Both group and individual insurance policies may qualify as a voluntary benefit. Examples of benefits that may qualify as voluntary benefits include life, disability, vision, long-term care, hospital confinement, and specific illness policies.
Q22: How long should an employer retain documents?
A22: Under ERISA Section 107, an employer should keep participant and beneficiary disclosures and agency filings for at least six years from the date the report was filed. If an employer is subject to ERISA, the best practice is to keep the records for eight years.
However, there are exceptions to this rule:
- If the plan document, SPD, or employer policy has defined its retention period, then the plan should follow its written retention period.
- If the issue is in litigation and under a litigation hold, then the plan should retain the documents until its attorney releases the litigation hold.
- Under ERISA Section 209, an employer must “maintain benefit records with respect to each of [its] employees sufficient to determine the benefits due or which may become due to such employees.” DOL guidance states that records must be maintained for “as long as they may be relevant to a determination of benefit entitlements.” To provide some relief to employers seeking an end point to their recordkeeping obligations, the DOL guidance states that “[w]hen it is no longer possible that records might be relevant to a determination of benefit entitlements, the records may be disposed of, unless they are required to be maintained for a longer period under any other law.”
- If state law requires a different retention time period, then the plan should also comply with state law regarding document retention. The employer should consult with its attorney on applicable state laws.
Q23: Are there penalties for not meeting ERISA obligations?
A23: Yes, and the penalties can be large.

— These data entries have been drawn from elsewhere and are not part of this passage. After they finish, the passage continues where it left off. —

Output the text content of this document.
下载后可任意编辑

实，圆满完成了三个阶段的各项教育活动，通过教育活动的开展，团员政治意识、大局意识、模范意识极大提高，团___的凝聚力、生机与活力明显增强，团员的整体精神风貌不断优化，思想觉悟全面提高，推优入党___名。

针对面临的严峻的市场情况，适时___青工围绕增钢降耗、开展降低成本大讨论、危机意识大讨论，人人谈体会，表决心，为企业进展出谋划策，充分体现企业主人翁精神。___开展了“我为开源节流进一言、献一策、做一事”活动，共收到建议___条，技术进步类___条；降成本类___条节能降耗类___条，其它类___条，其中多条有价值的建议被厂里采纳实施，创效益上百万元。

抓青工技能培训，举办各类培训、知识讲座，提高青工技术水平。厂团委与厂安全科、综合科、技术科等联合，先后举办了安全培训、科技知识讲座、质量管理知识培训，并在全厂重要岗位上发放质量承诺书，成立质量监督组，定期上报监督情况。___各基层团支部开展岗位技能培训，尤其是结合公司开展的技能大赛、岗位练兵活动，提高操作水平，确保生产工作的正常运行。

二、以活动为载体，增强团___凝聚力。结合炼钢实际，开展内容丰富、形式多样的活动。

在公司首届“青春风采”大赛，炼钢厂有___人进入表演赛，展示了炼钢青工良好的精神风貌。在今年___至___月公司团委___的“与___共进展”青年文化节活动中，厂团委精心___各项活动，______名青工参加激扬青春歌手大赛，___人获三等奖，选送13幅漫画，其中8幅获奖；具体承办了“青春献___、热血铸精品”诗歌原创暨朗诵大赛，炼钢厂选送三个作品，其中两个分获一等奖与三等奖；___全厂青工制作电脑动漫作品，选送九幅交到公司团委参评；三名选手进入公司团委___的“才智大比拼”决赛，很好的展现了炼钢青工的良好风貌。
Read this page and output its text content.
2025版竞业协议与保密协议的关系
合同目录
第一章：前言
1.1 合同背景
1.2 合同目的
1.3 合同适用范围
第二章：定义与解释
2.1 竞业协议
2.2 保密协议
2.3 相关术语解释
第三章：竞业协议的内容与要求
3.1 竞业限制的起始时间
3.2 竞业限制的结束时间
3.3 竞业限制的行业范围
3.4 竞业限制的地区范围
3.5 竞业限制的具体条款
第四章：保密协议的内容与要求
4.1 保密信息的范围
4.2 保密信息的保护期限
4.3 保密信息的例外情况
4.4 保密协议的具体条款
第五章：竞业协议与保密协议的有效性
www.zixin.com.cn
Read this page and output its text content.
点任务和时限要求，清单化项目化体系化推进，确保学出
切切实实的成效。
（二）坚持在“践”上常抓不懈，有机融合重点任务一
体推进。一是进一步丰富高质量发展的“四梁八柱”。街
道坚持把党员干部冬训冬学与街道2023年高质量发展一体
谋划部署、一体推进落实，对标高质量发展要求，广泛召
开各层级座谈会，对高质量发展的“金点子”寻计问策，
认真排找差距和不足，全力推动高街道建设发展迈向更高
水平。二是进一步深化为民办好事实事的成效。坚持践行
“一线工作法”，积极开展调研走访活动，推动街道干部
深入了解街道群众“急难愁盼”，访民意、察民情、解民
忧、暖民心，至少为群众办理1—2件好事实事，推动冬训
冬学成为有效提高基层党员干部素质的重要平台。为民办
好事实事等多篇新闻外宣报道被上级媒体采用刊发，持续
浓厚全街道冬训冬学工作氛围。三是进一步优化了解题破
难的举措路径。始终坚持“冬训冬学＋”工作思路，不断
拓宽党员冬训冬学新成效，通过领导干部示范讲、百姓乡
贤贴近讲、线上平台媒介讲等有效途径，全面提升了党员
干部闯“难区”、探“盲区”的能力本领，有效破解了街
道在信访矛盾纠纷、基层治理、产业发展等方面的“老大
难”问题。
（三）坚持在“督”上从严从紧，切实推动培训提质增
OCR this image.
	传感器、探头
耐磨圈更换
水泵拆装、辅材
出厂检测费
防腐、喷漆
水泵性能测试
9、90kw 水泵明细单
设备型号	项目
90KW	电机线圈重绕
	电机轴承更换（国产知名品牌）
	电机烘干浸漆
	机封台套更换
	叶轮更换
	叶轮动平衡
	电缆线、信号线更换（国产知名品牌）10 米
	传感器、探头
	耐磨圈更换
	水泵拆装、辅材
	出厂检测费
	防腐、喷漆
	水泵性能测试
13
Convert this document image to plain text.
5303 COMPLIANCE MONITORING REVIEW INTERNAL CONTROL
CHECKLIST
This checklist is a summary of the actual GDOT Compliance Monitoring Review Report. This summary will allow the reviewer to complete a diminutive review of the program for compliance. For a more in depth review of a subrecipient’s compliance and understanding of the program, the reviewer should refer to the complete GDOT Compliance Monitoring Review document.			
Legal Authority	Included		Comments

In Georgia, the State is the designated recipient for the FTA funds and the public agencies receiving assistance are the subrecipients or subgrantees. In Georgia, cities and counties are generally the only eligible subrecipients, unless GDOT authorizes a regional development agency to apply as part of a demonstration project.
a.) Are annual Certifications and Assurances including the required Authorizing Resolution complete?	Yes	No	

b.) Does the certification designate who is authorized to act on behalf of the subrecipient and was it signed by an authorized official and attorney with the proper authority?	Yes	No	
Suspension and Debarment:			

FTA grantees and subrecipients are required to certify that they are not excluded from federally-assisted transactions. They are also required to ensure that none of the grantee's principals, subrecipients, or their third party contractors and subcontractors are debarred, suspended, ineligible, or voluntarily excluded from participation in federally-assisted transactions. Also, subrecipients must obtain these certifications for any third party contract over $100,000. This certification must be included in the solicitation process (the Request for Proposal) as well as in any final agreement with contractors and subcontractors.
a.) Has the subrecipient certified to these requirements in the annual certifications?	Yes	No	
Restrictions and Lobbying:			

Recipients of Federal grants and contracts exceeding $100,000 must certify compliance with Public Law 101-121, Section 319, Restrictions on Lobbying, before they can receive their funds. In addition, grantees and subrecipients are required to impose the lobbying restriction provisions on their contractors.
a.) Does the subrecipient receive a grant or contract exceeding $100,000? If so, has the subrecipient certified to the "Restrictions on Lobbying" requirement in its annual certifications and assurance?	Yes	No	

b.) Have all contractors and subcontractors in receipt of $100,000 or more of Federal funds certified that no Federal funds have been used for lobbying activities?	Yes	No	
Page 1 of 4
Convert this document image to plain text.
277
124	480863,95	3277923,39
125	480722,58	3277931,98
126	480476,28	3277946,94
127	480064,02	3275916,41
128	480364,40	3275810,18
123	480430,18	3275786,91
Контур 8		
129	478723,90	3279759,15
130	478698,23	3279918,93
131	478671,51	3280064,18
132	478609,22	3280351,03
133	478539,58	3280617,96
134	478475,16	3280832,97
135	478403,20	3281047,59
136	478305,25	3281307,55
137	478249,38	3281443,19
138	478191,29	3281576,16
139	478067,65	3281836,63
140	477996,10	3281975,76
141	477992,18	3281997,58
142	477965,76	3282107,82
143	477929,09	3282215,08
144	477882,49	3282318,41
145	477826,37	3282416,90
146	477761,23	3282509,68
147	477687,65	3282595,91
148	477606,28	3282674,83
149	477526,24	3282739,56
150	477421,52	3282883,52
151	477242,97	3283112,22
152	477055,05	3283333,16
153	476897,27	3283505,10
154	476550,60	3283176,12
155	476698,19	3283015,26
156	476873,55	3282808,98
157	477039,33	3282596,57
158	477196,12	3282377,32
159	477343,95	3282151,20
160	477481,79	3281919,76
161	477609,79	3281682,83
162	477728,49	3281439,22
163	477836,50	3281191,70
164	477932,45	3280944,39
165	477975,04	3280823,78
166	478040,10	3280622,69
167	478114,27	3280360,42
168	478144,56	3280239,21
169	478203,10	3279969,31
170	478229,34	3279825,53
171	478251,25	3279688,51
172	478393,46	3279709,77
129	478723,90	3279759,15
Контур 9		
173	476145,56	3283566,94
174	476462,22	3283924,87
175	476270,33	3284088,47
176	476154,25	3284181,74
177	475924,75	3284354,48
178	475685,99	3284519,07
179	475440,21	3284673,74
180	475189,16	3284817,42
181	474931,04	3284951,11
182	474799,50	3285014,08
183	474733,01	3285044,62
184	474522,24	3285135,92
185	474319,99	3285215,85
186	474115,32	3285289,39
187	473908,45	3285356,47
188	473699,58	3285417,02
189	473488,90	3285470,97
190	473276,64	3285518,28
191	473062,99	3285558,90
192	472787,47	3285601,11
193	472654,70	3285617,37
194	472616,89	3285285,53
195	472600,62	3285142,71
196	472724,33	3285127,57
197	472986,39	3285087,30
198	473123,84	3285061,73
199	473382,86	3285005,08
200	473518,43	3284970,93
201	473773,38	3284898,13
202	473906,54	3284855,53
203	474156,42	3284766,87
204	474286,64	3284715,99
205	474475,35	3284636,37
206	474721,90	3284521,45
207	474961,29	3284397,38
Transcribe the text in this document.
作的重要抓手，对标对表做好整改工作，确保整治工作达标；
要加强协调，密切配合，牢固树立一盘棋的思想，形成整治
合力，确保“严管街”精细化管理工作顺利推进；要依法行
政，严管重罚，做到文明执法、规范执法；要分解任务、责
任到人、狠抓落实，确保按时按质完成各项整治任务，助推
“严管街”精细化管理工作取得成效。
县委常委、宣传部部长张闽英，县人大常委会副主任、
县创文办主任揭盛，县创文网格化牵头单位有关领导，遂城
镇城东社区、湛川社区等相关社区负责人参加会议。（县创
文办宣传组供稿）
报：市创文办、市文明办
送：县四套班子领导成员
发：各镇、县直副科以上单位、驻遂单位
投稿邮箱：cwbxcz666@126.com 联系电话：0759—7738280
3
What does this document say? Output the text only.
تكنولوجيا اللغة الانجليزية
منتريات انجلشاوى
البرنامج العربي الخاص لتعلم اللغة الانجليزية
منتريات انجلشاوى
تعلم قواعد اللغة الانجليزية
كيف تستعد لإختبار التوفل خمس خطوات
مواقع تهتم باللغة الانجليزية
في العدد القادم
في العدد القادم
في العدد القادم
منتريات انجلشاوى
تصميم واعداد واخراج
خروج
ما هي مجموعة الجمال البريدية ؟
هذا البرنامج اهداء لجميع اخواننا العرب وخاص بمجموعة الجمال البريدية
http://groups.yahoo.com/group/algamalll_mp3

For example, the fine for filing a late Form 5500 is up to $2,233/day (indexed annually) for each late Form 5500. The penalty for late delivery of an SPD, SMM, or SAR to a participant who requests this is $110/day. The penalty for failure to provide plan documents requested by the DOL is up to $159/day not to exceed $1,594 (adjusted annually).
Criminal liability is also possible for failure to file a required Form 5500. Criminal penalties can be up to $100,000, or up to 10 years in prison, or both. If the violation is made by a corporation, then the penalty can be up to $500,000. Under other federal criminal laws, the penalty amount is open-ended.
This information is general and is provided for educational purposes only. It is not intended to provide legal advice. You should not act on this information without consulting legal counsel or other knowledgeable advisors.